Arrivare a un verdetto convincente, per quello che è stato il concorso migliore degli ultimi anni, non era scontato proprio per la quantità di titoli papabili e per la loro varietà. Certo The Zone of Interest di Jonathan Glazer è un film che va oltre questa edizione 2023 del Festival, è un’opera epocale (al pari di Under The Skin, che oggi tutti si affannano a celebrare, ma che, all’epoca – chi scrive lo ricorda benissimo – ebbe un’accoglienza tutt’altro che trionfale). The Zone of Interest, tratto (liberamente è dir poco) dall’omonimo romanzo di Martin Amis (lo scrittore inglese è scomparso qualche giorno dopo la prima cannense), osserva la quotidianità del comandante di Auschwitz, Rudolf Höss, e di sua moglie Hedwig: quadri di vita familiare ambientati in una bella casa con giardino che confina col campo di sterminio. Per il suo carattere sperimentale, per la radicalità dell’approccio, per le (in)evitabili discussioni morali che innesca (ne parleremo a suo tempo), il film si prestava poco a un accordo compatto in seno alla giuria. Il Gran Premio della Giuria sembra quindi un buon compromesso: è un riconoscimento prestigioso, non sminuisce la rilevanza dell’opera, statuisce la sua problematicità. Del resto la stessa accoglienza della stampa testimonia la divisione: entusiasmo di molte testate (la maggior parte), ma anche no secchi (rogerebert.com, non proprio un interlocutore irrilevante; in Francia Libération).
Che i consensi si stessero concentrando sul film di Justine Triet è cosa che si è detta subito.
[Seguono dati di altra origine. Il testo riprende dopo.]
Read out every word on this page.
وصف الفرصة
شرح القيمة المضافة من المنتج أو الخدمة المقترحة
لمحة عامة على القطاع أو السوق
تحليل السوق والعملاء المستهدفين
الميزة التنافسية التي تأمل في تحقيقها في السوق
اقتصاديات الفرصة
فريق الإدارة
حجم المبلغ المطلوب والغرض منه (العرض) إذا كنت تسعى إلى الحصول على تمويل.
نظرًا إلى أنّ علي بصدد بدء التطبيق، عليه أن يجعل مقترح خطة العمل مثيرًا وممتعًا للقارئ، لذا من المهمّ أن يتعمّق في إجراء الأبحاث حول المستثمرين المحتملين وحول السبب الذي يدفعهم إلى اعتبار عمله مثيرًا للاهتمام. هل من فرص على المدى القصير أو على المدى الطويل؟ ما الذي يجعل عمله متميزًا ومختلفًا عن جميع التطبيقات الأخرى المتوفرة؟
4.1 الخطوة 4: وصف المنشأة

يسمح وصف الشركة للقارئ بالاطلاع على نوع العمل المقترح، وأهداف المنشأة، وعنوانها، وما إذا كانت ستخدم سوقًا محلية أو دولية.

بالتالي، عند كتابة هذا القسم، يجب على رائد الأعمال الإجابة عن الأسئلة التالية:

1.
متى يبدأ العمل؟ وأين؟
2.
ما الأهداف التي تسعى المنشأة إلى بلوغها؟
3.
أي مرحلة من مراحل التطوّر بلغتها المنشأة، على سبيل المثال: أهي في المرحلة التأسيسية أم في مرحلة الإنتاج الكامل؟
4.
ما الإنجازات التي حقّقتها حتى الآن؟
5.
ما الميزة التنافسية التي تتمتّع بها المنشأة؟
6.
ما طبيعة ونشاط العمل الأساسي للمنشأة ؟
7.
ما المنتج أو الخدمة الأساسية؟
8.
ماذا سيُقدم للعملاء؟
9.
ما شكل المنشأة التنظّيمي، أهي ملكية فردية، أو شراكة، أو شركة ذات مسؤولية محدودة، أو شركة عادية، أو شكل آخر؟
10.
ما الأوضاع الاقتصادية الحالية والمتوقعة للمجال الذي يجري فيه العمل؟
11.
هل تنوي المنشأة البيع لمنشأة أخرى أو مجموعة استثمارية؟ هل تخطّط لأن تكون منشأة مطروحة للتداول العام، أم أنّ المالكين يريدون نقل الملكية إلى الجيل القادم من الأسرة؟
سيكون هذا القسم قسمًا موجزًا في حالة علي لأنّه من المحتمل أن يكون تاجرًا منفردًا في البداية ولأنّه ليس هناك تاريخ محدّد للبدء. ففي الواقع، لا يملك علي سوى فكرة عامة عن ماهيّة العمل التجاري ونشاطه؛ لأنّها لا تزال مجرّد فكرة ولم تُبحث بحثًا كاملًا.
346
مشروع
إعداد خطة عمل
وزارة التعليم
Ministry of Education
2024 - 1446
La regista è una habituée di Cannes dove ha presentato (stante il suo folgorante debutto La Bataille de Solférino, 2013), Tutti gli uomini di Victoria (apertura alla Semaine 2016), e il vertiginoso, bellissimo Sibyl (2019, in concorso), due ritratti al femminile (entrambi con Virginie Efira) di scrittura precisissima, in cui il retrogusto brillante non vela mai gli abissi di disperazione che le storie narrate spalancano. Anatomie d’une chute è dunque solo la conferma di un talento che trova con la Palma il definitivo, meritato riconoscimento. E un titolo che, dietro la sua apparenza di film procedurale (una morte sospetta – omicidio o suicidio? -, la moglie della vittima sotto processo), fa emergere un nuovo sfumatissimo profilo di donna (Sandra Hüller – interprete anche del film di Glazer – era da premio) come contrappunto alla dissezione di un rapporto di coppia. Nel mezzo un figlio undicenne, non vedente (circostanza significativa a più livelli). Lo specchio delle reazioni della stampa (molto positive) riflette con tutta probabilità quelle della giuria. E quella dello stesso presidente Ruben Östlund: la limpidezza registica con la quale questa storia ambigua viene condotta, siamo sicuri, non lo ha lasciato indifferente.
In questa sede di commento veloce, il mio entusiasmo per il premio alla regia a Trần Anh Hùng, autore che dopo uno strepitoso inizio di carriera (l’opera prima Il profumo della papaya verde fu Camera d’or in Croisette, Cyclo Leone d’oro a Venezia) è rimasto piuttosto in ombra negli ultimi anni, complici lavori non sempre convincenti. Il suo La Passion de Dodin Bouffant – pericolosissimo ibrido tra spirito (e ritmo) orientale e ambientazione d’epoca francese – è un film incantevole sul quale (scommettiamo?) molta tiepida critica (italiana, soprattutto) farà marcia indietro al momento dell’uscita. La mezz’ora iniziale, tutta ambientata nella cucina dei protagonisti – Benoît Magimel (non abbiamo più aggettivi) e Juliette Binoche – intenti a preparare un banchetto, è un’esperienza immersiva che basterebbe da sola a legittimare il premio. Ma nel film c’è tanto altro. Ovviamente, ne scriveremo.